Die Arbeitsvermittlung brachte in ihrer Stellungnahme vor, dass der Hinweis auf die Namens- und Geschlechtsanpassung durch einen Irrtum der Bearbeiterin falsch im EDV-System eingetragen worden war und daher im Adressfeld aufschien. Eine Diskriminierung hängt jedoch nicht von der bewussten Absicht der Person ab, sondern davon, ob eine diskriminierende Wirkung eintritt.

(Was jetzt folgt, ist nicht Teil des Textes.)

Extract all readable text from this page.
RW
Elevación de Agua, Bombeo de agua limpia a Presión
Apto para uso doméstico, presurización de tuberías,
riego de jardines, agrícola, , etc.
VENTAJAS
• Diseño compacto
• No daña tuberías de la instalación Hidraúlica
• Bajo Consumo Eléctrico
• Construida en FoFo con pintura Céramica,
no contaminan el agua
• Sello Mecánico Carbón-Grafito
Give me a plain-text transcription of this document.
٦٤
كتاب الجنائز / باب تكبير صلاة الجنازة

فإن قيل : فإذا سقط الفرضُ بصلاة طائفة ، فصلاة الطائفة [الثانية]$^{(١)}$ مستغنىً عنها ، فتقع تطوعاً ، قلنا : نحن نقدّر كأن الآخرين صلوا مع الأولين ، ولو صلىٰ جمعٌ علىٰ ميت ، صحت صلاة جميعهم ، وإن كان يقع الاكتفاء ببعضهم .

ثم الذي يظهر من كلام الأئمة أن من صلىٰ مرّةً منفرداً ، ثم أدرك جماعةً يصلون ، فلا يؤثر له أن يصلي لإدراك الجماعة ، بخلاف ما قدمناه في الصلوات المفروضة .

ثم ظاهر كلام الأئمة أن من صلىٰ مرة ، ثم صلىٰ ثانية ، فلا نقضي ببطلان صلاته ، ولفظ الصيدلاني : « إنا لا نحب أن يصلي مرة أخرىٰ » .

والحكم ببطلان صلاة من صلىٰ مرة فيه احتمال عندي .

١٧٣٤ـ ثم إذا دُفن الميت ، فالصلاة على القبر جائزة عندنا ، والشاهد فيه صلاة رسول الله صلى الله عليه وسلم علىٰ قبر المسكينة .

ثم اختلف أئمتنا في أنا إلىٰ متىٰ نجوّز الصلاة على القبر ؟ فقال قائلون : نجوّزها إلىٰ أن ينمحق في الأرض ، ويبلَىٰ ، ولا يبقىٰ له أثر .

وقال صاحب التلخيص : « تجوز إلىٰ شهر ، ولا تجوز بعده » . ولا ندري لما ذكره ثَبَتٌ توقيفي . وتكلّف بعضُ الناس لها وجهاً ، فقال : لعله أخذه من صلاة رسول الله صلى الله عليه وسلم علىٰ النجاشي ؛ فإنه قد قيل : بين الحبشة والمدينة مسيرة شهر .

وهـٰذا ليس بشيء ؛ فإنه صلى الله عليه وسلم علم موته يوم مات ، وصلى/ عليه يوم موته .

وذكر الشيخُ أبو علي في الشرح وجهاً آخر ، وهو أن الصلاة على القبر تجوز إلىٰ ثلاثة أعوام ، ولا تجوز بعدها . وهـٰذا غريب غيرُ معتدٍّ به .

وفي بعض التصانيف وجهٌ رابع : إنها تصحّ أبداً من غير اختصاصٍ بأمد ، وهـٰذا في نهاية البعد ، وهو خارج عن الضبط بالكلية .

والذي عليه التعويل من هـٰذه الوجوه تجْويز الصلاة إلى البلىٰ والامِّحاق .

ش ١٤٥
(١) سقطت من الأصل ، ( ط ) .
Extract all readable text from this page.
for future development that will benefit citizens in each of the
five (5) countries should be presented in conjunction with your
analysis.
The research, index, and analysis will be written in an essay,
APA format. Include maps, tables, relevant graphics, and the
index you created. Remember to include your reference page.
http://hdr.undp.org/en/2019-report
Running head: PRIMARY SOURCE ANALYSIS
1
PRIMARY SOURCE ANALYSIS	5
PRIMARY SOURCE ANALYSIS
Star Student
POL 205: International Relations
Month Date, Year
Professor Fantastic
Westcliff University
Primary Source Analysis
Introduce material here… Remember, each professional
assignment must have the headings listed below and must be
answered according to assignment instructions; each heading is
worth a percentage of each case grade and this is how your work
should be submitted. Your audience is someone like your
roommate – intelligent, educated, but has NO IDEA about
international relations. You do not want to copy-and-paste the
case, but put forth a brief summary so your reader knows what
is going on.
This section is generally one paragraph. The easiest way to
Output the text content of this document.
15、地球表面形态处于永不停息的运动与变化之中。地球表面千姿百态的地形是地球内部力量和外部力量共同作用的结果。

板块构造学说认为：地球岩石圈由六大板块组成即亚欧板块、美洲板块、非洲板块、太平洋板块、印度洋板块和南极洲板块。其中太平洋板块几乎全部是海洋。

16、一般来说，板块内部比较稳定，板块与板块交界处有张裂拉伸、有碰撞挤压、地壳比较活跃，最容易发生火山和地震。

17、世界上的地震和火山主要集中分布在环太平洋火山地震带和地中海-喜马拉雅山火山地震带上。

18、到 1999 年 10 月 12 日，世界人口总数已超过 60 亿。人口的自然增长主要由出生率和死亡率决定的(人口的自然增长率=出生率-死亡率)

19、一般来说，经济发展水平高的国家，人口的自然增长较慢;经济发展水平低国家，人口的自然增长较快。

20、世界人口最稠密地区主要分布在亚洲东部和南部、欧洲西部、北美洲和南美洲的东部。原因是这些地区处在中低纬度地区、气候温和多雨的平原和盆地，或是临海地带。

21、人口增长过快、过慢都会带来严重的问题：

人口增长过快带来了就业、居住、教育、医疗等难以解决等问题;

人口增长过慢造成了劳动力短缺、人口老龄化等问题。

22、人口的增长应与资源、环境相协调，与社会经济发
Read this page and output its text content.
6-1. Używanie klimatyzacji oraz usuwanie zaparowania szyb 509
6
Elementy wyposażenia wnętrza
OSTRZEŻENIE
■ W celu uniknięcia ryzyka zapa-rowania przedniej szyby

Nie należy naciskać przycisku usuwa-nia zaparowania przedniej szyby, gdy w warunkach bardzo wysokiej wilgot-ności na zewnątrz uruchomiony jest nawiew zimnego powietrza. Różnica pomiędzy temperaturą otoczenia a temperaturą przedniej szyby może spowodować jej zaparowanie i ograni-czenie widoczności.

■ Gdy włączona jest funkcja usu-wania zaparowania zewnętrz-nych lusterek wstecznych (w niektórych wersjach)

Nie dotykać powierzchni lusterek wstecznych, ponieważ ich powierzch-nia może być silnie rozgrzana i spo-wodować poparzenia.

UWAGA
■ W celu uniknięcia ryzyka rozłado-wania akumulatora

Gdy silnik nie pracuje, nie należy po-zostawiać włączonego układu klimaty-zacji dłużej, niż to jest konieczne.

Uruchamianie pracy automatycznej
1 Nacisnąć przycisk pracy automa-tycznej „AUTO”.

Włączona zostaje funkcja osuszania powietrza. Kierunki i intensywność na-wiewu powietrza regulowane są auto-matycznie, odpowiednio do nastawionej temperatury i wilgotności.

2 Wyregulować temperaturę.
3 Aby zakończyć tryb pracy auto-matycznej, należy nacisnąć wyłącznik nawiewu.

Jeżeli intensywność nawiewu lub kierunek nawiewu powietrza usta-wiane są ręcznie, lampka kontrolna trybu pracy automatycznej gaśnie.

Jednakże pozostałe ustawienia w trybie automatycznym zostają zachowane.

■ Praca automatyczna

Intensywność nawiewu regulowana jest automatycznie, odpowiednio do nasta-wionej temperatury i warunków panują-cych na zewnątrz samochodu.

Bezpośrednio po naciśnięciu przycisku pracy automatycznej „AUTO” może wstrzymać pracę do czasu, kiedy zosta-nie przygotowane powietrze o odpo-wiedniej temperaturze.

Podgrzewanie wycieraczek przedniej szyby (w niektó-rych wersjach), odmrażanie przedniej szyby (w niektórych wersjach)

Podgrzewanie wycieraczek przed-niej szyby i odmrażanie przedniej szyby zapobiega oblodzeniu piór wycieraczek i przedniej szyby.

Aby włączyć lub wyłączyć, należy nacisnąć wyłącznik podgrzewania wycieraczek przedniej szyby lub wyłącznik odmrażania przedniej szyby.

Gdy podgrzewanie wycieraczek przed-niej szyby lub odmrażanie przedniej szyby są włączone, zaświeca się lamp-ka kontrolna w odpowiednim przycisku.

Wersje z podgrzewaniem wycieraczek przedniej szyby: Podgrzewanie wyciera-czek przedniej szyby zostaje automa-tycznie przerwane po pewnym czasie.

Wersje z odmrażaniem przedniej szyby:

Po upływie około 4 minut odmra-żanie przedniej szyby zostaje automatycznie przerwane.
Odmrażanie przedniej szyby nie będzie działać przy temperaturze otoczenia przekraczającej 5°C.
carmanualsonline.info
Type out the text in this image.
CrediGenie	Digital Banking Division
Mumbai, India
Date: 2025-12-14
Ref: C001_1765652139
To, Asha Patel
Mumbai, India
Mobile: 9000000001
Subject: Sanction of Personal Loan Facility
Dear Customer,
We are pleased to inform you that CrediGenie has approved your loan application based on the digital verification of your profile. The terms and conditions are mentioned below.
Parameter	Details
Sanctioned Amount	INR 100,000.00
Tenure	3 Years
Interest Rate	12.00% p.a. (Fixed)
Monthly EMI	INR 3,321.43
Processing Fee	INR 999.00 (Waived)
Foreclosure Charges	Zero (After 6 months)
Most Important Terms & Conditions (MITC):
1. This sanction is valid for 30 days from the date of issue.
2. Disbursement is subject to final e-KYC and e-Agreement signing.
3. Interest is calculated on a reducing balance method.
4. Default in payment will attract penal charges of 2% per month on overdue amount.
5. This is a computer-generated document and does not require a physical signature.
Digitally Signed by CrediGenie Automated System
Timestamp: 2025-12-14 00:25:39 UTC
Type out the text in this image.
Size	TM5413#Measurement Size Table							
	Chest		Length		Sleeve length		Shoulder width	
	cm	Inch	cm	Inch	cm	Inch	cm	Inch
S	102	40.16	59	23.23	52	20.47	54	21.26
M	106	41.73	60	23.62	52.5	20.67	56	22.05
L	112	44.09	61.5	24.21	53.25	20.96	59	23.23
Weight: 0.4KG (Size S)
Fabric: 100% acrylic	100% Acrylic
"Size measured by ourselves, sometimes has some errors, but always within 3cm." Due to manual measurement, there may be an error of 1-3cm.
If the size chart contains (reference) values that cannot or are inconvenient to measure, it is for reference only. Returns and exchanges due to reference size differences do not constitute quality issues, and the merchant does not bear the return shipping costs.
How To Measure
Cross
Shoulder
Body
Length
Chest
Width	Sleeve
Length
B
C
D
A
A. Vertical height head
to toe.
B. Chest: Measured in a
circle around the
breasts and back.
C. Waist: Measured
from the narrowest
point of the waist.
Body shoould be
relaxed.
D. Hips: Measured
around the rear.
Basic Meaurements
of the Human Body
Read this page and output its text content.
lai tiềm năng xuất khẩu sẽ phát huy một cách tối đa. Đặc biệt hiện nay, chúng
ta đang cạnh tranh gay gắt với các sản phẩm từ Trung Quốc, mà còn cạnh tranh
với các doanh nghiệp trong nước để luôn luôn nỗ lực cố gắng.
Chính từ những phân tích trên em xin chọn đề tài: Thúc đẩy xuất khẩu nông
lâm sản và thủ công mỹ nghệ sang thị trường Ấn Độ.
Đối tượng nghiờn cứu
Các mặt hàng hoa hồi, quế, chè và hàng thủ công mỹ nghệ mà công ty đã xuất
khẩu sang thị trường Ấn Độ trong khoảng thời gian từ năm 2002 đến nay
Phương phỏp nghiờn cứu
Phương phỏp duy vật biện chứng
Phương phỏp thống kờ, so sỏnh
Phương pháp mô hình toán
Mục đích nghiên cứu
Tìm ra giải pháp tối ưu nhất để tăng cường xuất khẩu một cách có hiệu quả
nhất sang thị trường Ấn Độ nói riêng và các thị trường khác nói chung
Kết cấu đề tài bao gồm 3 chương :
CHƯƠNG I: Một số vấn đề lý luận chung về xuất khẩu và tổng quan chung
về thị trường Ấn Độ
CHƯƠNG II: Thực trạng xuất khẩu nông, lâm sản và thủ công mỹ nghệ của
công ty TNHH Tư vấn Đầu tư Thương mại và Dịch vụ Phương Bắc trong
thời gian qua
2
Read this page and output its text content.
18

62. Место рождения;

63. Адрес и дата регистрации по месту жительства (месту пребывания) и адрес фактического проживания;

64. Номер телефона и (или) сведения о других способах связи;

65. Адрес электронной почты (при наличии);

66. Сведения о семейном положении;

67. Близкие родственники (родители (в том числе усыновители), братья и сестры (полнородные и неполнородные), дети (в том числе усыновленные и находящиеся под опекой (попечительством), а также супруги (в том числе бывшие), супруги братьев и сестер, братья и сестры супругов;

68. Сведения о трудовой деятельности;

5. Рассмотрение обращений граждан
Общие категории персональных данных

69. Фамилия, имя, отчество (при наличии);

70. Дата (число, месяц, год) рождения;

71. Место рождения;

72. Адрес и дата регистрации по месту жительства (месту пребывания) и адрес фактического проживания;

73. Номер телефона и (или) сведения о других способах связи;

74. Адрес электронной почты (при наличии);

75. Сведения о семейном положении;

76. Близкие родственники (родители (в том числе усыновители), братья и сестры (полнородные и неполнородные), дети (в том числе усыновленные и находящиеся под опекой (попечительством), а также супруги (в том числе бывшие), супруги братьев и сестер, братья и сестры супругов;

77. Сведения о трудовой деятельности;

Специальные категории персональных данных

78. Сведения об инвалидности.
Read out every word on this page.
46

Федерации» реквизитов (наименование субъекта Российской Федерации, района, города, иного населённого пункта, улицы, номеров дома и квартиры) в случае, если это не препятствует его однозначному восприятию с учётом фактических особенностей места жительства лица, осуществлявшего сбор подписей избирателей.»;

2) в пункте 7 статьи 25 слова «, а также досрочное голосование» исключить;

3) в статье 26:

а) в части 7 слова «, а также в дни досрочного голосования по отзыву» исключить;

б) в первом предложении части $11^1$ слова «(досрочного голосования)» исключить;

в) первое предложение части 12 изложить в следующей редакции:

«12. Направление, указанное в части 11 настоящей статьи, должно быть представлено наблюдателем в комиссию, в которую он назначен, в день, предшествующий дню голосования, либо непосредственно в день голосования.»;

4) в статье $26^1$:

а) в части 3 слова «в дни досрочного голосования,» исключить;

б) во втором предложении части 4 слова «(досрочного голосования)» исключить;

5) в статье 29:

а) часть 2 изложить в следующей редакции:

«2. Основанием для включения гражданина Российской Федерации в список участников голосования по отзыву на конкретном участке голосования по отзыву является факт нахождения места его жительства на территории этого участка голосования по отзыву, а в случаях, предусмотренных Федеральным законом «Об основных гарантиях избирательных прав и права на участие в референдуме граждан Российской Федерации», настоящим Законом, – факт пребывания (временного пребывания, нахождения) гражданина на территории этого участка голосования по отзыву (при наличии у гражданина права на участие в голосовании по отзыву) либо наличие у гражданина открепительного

Dass Frau Z. in ihrer Situation nicht alleine ist, belegen zahlreiche Studien. Darunter eine SORA-Studie aus 2017 über die Arbeitsstationen von LGBTIQ-Personen. Sie zeigt auf, dass 60 % der befragten LGBTIQ-Personen bereits Benachteiligungen und Diskriminierungen in ihrer Arbeitsstelle erlebt haben. Die häufigste Form der Diskriminierung sind Gerüchte, Tuscheln und üble Nachrede. Bei trans* Personen ist das Ergebnis noch eindeutiger: Rund die Hälfte hat Diskriminierung in der Arbeitswelt erlebt. Außerdem zeigt die Studie, dass befragte trans* Personen häufiger Schwierigkeiten beim Zugang zu Arbeit haben, mehr als jede dritte trans* Person hat aufgrund ihrer Geschlechtsidentität schon einmal einen Job nicht bekommen, mehr als ein Viertel ist gekündigt worden und 41 % haben selbst schon einmal einen Job gekündigt, weil die Situation in der damaligen Arbeitsstätte zu belastend war (Schönherr, Zandonella: 2017).